7.10.1. Layer styling and labelling

Some basic settings in the Layer Properties for styling were already discussed in this tutorial (see sections 7.3.4. and 7.3.5.). Based on this experience, we will look at some more techniques to visualise different geometry types and attribute information together:

  1. Add the vector layer commune_boundary_FR.shp to the QGIS project (see section 7.3.3.).
  2. Double-click this layer in the Map Legend to open the Layer properties.
  3. Select Style.
  4. Select Graduated instead of Single Symbol.
  5. Choose an attribute (e.g. “Shape_Area”).
  6. Choose a number of Classes (e.g. 7) and the Mode Natural Breaks (Jenks).
  7. Choose colour ramp (e.g. “BuPu”).
  8. Click Classify.
  9. Click Apply (the Layer Properties can stay open).
    As an intermediate result, all polygons (representing different municipalities) are filled with a colour from the chosen spectrum corresponding to the chosen attribute (e.g. “Shape_Area”). This is already a good start, but perhaps the map should also provide the names of the communes?
  10. Switch to the Label tab (Fig. 118).
  11. Activate the checkbox to display labels.
  12. Choose an attribute field that should be displayed (e.g. “GEMNAME”).
  13. Feel free to adjust font size and colour or the placement options below.
  14. Click OK.
  15. Activate and select the layer bees_colony_locations_buffer.shp created in section 7.6.1.
  16. Place it at least one level higher than commune_boundary_FR.shp.
  17. Open again the Layer Properties.
  18. Select the Style tab.
  19. Click the button Change.
  20. Choose Outline: Simple line as Symbol layer type.
  21. Select a dark colour (e.g. black), a Pen width of about 0.25 and Dot Line as Pen style. Confirm with OK.
  22. Set the transparency to about 30%.
  23. Close the Layer Properties of bees_colony_locations_buffer.shp.
  24. Move the layer bees_colony_locations.shp on top of the Map Legend and open its Layer Properties.
  25. Not only do colours and attributes matter for the visualisation of spatial data, but also size. To demonstrate this, select the size 5, click Advanced > Size scale field and choose an attribute field of your choice (e.g. “sum”).
  26. Adjust the Size to reach a good result on the Map View. The honey bee colonies close to the city of Fribourg have now the smallest symbols, the ones closer to arable land and forests are bigger. 
  27. Switch to tab Diagrams (Fig. 119).
  28. Activate the checkbox Display diagrams and choose Pie chart as Diagram type.
  29. Set the Size to about 8 mm, the Placement AroundPoint with a Distance of 6.
  30. Now add some content for the pie charts: Use the Button text icon32 to add the fields 211mean, 312mean, 313mean and other (see section 7.9.).
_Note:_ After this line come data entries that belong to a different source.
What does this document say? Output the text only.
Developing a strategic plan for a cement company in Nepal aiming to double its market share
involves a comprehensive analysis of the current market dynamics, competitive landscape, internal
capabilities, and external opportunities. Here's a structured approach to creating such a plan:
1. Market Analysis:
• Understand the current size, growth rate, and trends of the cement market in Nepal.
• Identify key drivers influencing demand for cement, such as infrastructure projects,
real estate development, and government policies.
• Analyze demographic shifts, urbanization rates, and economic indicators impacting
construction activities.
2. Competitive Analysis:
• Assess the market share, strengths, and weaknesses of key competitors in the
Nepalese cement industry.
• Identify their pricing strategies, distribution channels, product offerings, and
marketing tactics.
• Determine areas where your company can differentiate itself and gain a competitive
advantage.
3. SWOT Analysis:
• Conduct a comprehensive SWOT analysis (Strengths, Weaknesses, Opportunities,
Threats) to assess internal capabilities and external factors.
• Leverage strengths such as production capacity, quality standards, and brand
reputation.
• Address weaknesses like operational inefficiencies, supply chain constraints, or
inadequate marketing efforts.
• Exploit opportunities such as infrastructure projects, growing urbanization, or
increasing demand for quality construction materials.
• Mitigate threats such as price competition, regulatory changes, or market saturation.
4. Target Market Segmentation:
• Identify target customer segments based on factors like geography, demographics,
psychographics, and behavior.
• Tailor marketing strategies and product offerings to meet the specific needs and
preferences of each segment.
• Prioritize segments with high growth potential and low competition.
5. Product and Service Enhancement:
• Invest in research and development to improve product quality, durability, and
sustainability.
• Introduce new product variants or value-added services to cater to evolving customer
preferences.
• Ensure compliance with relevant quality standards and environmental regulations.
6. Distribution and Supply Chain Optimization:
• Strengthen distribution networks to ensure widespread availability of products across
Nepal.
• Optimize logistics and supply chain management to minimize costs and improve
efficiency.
The colours can be adjusted by double-clicking on the coloured bar.
  31. Make the changes permanent by clicking Apply and close the Layer Properties with OK.
  32. Save the QGIS project (and all the layer styling you have done so far) by the menu File > Save.

The result (Fig. 120) is already a good start for a first visualization of geodata and it will serve as an example for the next paragraphs describing map creation functions.

In some cases it makes sense to save the layer symbology not only within a project, but also for different layers. This can be done layer by layer at the bottom of the Layer Properties dialog (see Fig. 118) using the button Save Style. This will safeguard all styling information in a *.qml-file. You can import these styles later also into other projects and apply the styles to more layers (Layer Properties > Load Style) – so this is probably the most important time-saver for larger mapping projects within QGIS.

Fig. 118. Setting labels based on attributes.


Fig. 119.
Creating diagrams based on layer attributes.


Fig. 120. Map View after changing layer style properties and labelling options.